There’s no doubt Wakarusa boosts the economy as thousands of people head to the Ozarks, packing hotels and filling up on gas and food for the annual event. But it impacts the region in other ways too.

“I’ve had lots of people tell me they think over the years Wakarusa helps embolden the music scene,” Mosiman explains. “It helps introduce touring bands to the area which has really impacted it positively.”

It also introduces people - that might not have come otherwise - to Arkansas. Some of those folks come back for vacations or even move here. “I’ll give you an example from my own family,” said Mosiman. “My daughter ended up at the University of Arkansas in Fayetteville because she was at Wakarusa helping three or four years in a row.

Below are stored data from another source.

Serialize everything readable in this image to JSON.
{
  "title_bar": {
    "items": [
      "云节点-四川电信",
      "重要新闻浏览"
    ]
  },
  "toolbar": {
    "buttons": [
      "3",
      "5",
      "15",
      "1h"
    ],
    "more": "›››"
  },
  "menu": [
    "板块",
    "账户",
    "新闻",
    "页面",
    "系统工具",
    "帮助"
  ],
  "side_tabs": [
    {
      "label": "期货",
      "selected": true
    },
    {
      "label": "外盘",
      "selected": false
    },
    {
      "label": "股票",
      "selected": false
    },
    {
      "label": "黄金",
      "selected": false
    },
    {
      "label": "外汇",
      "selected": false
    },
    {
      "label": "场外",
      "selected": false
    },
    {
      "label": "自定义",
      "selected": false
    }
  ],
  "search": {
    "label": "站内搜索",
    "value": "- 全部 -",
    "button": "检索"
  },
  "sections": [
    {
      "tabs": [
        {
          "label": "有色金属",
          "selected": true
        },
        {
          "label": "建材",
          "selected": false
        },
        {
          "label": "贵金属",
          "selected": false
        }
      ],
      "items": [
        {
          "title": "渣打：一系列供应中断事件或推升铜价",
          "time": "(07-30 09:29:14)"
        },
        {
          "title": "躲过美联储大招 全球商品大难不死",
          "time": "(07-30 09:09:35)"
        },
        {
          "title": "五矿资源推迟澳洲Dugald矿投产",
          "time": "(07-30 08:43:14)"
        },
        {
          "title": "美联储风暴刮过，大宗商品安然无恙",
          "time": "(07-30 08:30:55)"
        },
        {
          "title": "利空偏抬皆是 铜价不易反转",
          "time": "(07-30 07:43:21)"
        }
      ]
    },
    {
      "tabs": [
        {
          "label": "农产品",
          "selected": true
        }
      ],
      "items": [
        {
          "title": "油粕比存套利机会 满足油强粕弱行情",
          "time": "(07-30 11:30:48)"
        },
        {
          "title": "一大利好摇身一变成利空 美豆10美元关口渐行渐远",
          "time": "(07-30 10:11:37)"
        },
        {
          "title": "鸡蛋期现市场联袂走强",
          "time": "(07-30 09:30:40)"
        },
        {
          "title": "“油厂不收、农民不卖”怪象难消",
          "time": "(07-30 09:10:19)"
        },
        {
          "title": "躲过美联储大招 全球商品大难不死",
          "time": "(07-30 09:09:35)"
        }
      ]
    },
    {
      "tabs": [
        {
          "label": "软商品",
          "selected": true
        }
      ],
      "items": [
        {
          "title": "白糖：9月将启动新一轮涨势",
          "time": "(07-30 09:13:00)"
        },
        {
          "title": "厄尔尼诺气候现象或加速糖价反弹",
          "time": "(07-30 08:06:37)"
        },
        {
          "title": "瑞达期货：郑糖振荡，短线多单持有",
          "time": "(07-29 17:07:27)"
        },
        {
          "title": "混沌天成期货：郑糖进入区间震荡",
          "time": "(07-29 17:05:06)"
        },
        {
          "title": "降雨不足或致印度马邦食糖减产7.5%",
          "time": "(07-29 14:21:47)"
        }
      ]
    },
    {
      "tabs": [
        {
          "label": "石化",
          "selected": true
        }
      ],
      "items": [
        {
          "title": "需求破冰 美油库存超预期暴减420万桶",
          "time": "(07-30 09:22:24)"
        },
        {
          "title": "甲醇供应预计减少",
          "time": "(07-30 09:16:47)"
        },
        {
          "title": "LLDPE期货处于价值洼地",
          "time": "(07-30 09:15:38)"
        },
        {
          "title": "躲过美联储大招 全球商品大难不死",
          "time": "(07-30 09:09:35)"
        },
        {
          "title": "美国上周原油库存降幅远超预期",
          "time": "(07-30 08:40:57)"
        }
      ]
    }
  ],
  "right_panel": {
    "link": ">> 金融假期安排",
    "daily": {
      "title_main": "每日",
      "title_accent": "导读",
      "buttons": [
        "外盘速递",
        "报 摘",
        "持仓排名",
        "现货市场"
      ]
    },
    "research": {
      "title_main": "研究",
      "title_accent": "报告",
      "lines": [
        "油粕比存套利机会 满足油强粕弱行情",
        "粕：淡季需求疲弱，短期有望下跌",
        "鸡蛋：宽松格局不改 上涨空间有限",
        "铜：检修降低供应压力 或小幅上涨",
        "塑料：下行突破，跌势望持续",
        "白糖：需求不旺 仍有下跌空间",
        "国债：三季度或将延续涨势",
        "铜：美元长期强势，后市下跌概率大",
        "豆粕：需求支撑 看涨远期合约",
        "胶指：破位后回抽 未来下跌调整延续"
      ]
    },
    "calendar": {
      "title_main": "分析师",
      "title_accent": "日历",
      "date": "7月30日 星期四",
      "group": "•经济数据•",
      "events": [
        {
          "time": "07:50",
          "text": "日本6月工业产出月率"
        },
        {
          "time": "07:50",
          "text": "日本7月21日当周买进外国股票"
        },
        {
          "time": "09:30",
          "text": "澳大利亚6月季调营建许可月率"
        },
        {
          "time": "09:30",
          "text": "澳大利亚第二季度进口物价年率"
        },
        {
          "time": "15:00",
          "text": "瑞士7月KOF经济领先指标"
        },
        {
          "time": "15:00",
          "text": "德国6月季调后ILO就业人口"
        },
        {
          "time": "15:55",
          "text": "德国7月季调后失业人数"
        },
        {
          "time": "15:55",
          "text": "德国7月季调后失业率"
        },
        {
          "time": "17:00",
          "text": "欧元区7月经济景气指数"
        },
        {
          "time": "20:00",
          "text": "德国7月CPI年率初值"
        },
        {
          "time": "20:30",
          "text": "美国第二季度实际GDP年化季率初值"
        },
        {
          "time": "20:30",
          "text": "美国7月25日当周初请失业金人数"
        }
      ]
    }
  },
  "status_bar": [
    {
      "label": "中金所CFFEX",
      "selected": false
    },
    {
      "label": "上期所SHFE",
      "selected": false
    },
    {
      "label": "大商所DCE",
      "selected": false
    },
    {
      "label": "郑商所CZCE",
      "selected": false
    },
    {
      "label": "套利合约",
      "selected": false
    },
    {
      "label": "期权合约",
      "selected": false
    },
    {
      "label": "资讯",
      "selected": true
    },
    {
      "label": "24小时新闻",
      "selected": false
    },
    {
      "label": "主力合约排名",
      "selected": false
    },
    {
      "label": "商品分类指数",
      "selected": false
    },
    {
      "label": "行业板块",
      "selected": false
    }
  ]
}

I don’t think she would have done that had she not been exposed to it.”

He said Wakarusa also puts Arkansas in the limelight through the media. “Literally hundreds of articles are written about the festival and the site, and they are all very positive,” Mosiman explained. “You start hearing about waterfalls and hikes and float streams. Whether you’re coming to the festival or not, I imagine people are Googling the Buffalo and state parks and checking it out. Northwest Arkansas is a gorgeous jewel that you all know about but not all the people in the country know about. Wakarusa exposes tens of thousands of people to an area that doesn’t get a lot of national exposure.”

Mosiman said Wakarusa attracts a very wide cross section of people, although the majority of them are younger and college kids. He added that the annual Yonder Mountain String Band's Harvest Music Festival, held at Mulberry Mountain in the fall, is attended more by young families and older folks. This year the festival will be Oct. 11-13.

“I think the main thing is they are all there to have a great time, to get away from technology, to unwind, to listen to great music,” Mosiman said. “I always say it should be on everybody’s bucket list. In today’s times of technology, get unplugged and dance in the moonlight.”

If You Go
Visit www.Wakarusa.com, which is full of information as well as great video that provides a good feel for the festival. You can also buy your tickets here - single day tickets as well as whole packages that include camping. Children younger than 12 are free.

Mulberry Mountain is located on the Pig Trail Scenic Byway, which is Ark. 23 from the south boundary of the Ozark National Forest to its intersection with Ark. 16 at Brashears. The rugged and forested Boston Mountains region of the Ozark Mountains provides the setting for this route, portions of which run through a tunnel of foliage during spring, summer and fall. The byway crosses the Mulberry River and the 165-mile Ozark Highlands Trail.